Трагические самоубийства - Екатерина Останина
Шрифт:
Интервал:
Закладка:
К семейным и бытовым неурядицам вскоре прибавились и творческие проблемы. Поначалу русская эмиграция заинтересовалась творчеством поэтессы. Однако и здесь, так же как и в России, ей суждено было остаться непонятой. Независимость, бескомпромиссность, одержимость поэзией, своей собственной, нетрадиционной, не вписывающейся в рамки ни одного из существовавших в то время поэтических направлений, снова обрекли поэтессу на полное одиночество. И здесь, вдали от России, Марина Цветаева также оказалась чужой. По словам поэтессы, ей было «некому прочесть, некого спросить, не с кем порадоваться», «одна всю жизнь, без книг, без читателей, без друзей». Утешения не было даже в любви. Все складывалось не так, как хотелось бы.

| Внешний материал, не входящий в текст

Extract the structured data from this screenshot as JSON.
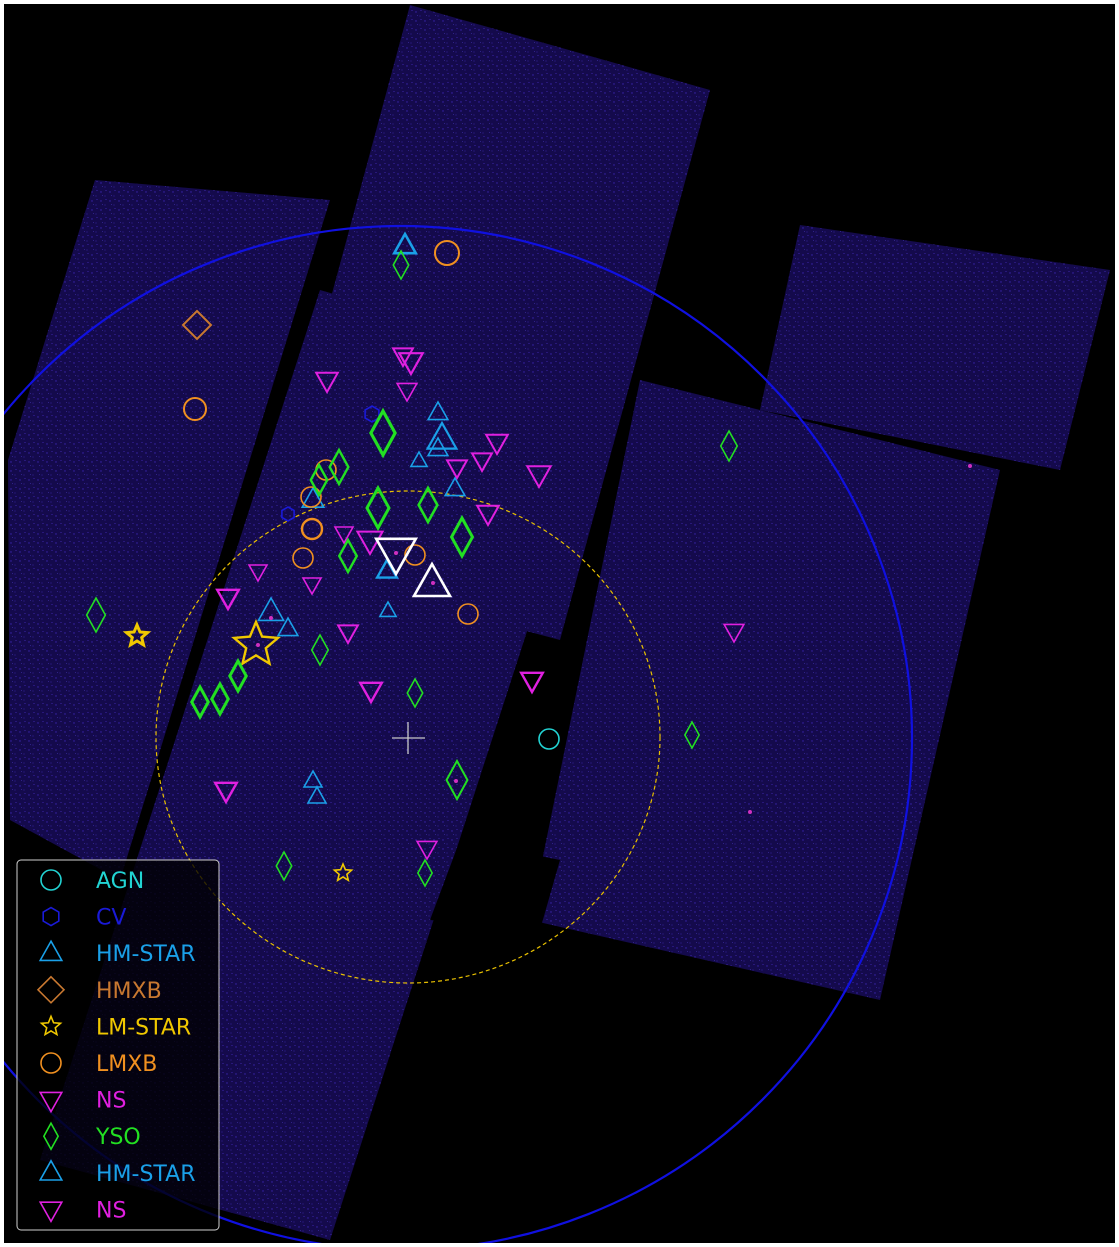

Последний прижизненный сборник поэтессы «После России» был опубликован в Париже в 1928 году. Он включал стихотворения, написанные в 1922–1925 годах. Однако большая часть созданного за границей так и не была опубликована. В письме А. А. Тесковой Цветаева с горечью отмечала: «Была бы я в России, все было бы иначе, но – России (звука) нет, есть буквы: СССР, – не могу же я ехать в глухое, без гласных, в свистящую гущу. Не шучу, от одной мысли душно. Кроме того, меня в Россию не пустят: буквы не раздвинутся. В России я поэт без книг, здесь – поэт без читателей. То, что я делаю, никому не нужно».

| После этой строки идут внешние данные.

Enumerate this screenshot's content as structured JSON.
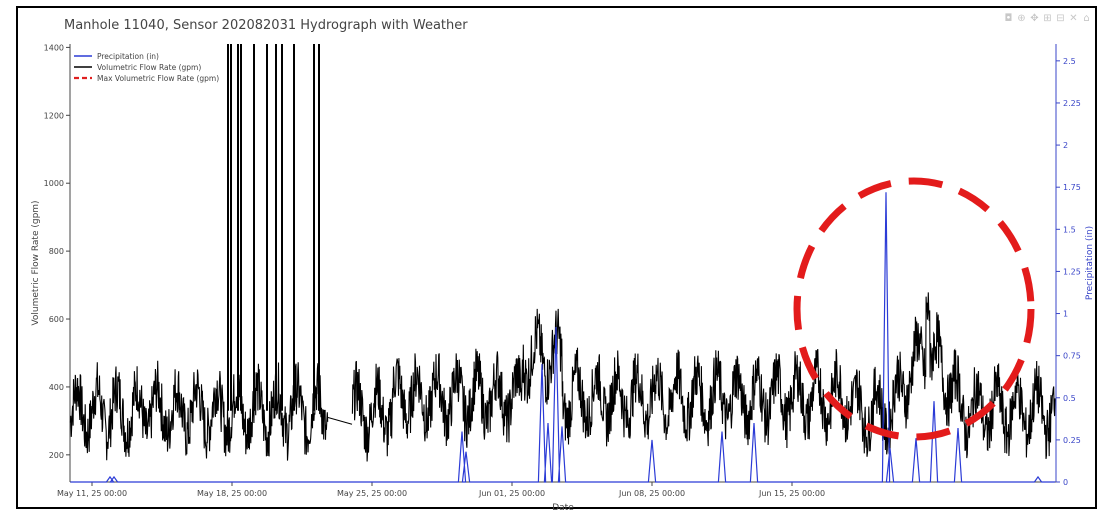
{
  "chart_data": {
    "type": "line",
    "title": "Manhole 11040, Sensor 202082031 Hydrograph with Weather",
    "xlabel": "Date",
    "ylabel": "Volumetric Flow Rate (gpm)",
    "y2label": "Precipitation (in)",
    "x_ticks": [
      "May 11, 25 00:00",
      "May 18, 25 00:00",
      "May 25, 25 00:00",
      "Jun 01, 25 00:00",
      "Jun 08, 25 00:00",
      "Jun 15, 25 00:00"
    ],
    "y_ticks": [
      200,
      400,
      600,
      800,
      1000,
      1200,
      1400
    ],
    "y2_ticks": [
      "0",
      "0.25",
      "0.5",
      "0.75",
      "1",
      "1.25",
      "1.5",
      "1.75",
      "2",
      "2.25",
      "2.5"
    ],
    "ylim": [
      120,
      1410
    ],
    "y2lim": [
      0,
      2.6
    ],
    "xlim_days": [
      -1.1,
      38.1
    ],
    "legend_position": "top-left",
    "series": [
      {
        "name": "Precipitation (in)",
        "color": "#2b3bd6",
        "axis": "right",
        "events": [
          [
            0.9,
            0.03
          ],
          [
            1.1,
            0.03
          ],
          [
            18.5,
            0.3
          ],
          [
            18.7,
            0.18
          ],
          [
            22.5,
            0.7
          ],
          [
            22.8,
            0.35
          ],
          [
            23.2,
            0.92
          ],
          [
            23.5,
            0.33
          ],
          [
            28,
            0.25
          ],
          [
            31.5,
            0.3
          ],
          [
            33.1,
            0.35
          ],
          [
            39.7,
            1.72
          ],
          [
            39.9,
            0.2
          ],
          [
            41.2,
            0.26
          ],
          [
            42.1,
            0.48
          ],
          [
            43.3,
            0.32
          ],
          [
            47.3,
            0.03
          ]
        ]
      },
      {
        "name": "Volumetric Flow Rate (gpm)",
        "color": "#000000",
        "axis": "left",
        "baseline_range": [
          200,
          500
        ],
        "spike_times": [
          6.8,
          6.95,
          7.3,
          7.45,
          8.1,
          8.75,
          9.2,
          9.5,
          10.1,
          11.1,
          11.35
        ],
        "spike_value": 1410,
        "elevated_period": [
          14.0,
          18.0,
          780
        ],
        "gap": [
          11.8,
          13.0
        ]
      },
      {
        "name": "Max Volumetric Flow Rate (gpm)",
        "color": "#e02020",
        "style": "dashed"
      }
    ]
  }
}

Еще более осложнилось положение Марины Ивановны после того, как Сергей Эфрон, изменив своим прежним убеждениям, стал сотрудником НКВД. Он принимал участие в вербовке, в слежке за сыном Льва Троцкого, организации убийства Игнатия Рейсса, советского работника НКВД, в результате чего вынужден был скрываться. Марина Ивановна Цветаева вместе с сыном Георгием провожали мужа, бежавшего от преследования полиции. Ю. М. Каган в книге «Марина Цветаева в Москве. Путь к гибели» писал: «Парижские эмигранты сторонились ее. Публиковаться в эмигрантских изданиях стало невозможно. Средств к существованию почти не было. Какие-то деньги она получала от советских властей за работу мужа и начала готовиться к вынужденному отъезду, считая невозможным разрыв с мужем и предчувствуя неминуемые беды. Разбирала рукописи, письма, бумаги – вновь проживала свою жизнь».

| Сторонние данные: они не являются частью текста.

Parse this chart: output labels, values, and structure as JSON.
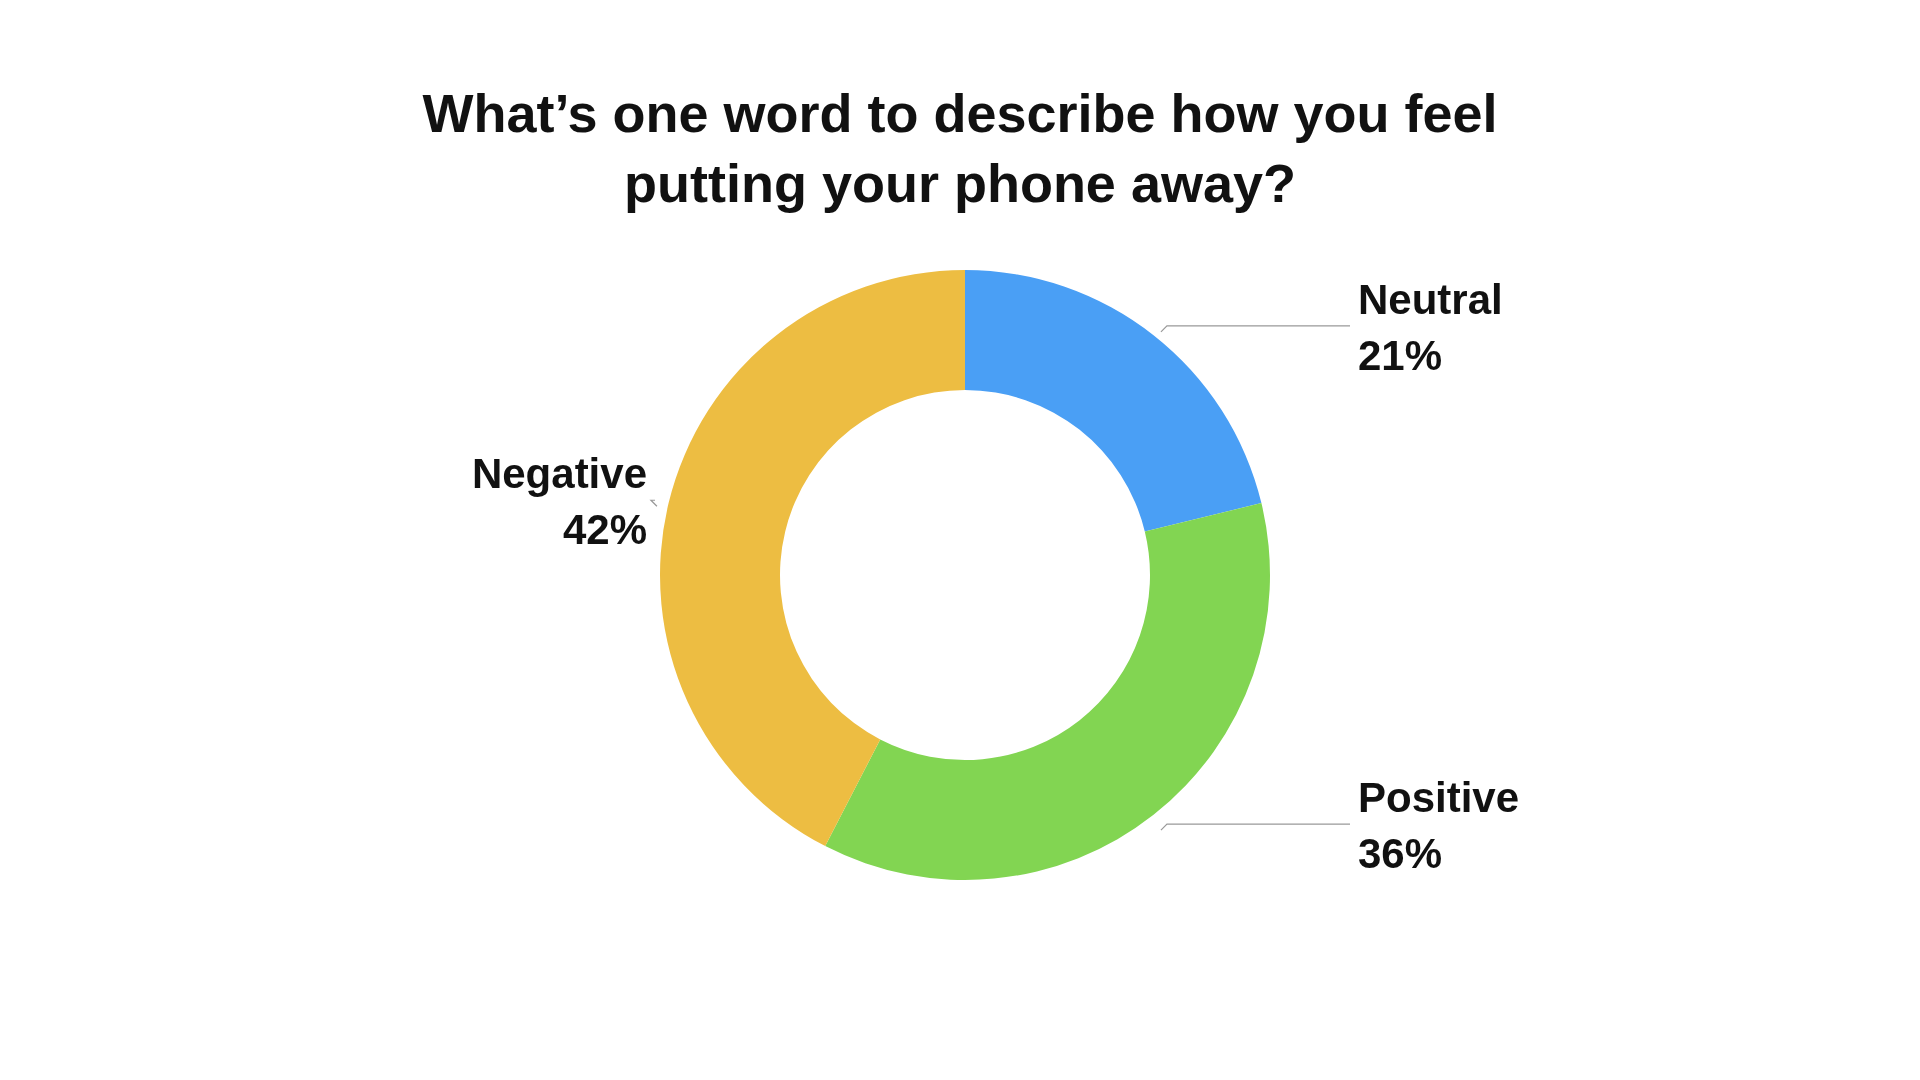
{
  "chart_data": {
    "type": "donut",
    "title": "What’s one word to describe how you feel putting your phone away?",
    "categories": [
      "Neutral",
      "Positive",
      "Negative"
    ],
    "values": [
      21,
      36,
      42
    ],
    "colors": [
      "#4a9ff5",
      "#82d552",
      "#edbd42"
    ],
    "value_labels": [
      "21%",
      "36%",
      "42%"
    ]
  }
}
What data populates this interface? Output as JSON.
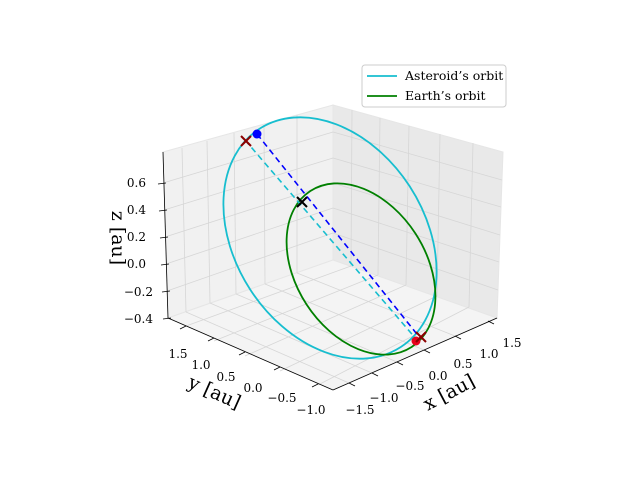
{
  "chart_data": {
    "type": "line",
    "projection": "3d",
    "grid": true,
    "legend_placement": "top-right",
    "axes": {
      "x": {
        "label": "x [au]",
        "ticks": [
          "−1.5",
          "−1.0",
          "−0.5",
          "0.0",
          "0.5",
          "1.0",
          "1.5"
        ]
      },
      "y": {
        "label": "y [au]",
        "ticks": [
          "1.5",
          "1.0",
          "0.5",
          "0.0",
          "−0.5",
          "−1.0"
        ]
      },
      "z": {
        "label": "z [au]",
        "ticks": [
          "0.6",
          "0.4",
          "0.2",
          "0.0",
          "−0.2",
          "−0.4"
        ]
      }
    },
    "series": [
      {
        "name": "Asteroid’s orbit",
        "color": "#17becf",
        "style": "solid"
      },
      {
        "name": "Earth’s orbit",
        "color": "#008000",
        "style": "solid"
      }
    ],
    "colors": {
      "line_of_nodes": "#0000ff",
      "marker_blue": "#0000ff",
      "marker_red": "#e8001c",
      "cross_dark_red": "#8b0000",
      "cross_black": "#000000"
    }
  }
}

В начале 1930-х годов Цветаева приняла окончательное решение о возвращении на родину. Но душу ее переполняли противоречивые чувства. «Моя неудача в эмиграции, – писала она, – в том, что я не эмигрант, что я по духу, т. е. по воздуху и по размаху – там, туда, оттуда…» Тогда же она замечала в письме А. А. Тесковой: «Все меня выталкивает в Россию, в которую я ехать не могу. Здесь я не нужна. Там я невозможна».
Сначала в СССР уехали муж и дочь, а в 1939 году, восстановив наконец свое советское гражданство, и Марина Ивановна с 14-летним сыном. Возможно, она никогда не отважилась бы на это, если бы знала, что ее сестра Анастасия в 1937 году была арестована.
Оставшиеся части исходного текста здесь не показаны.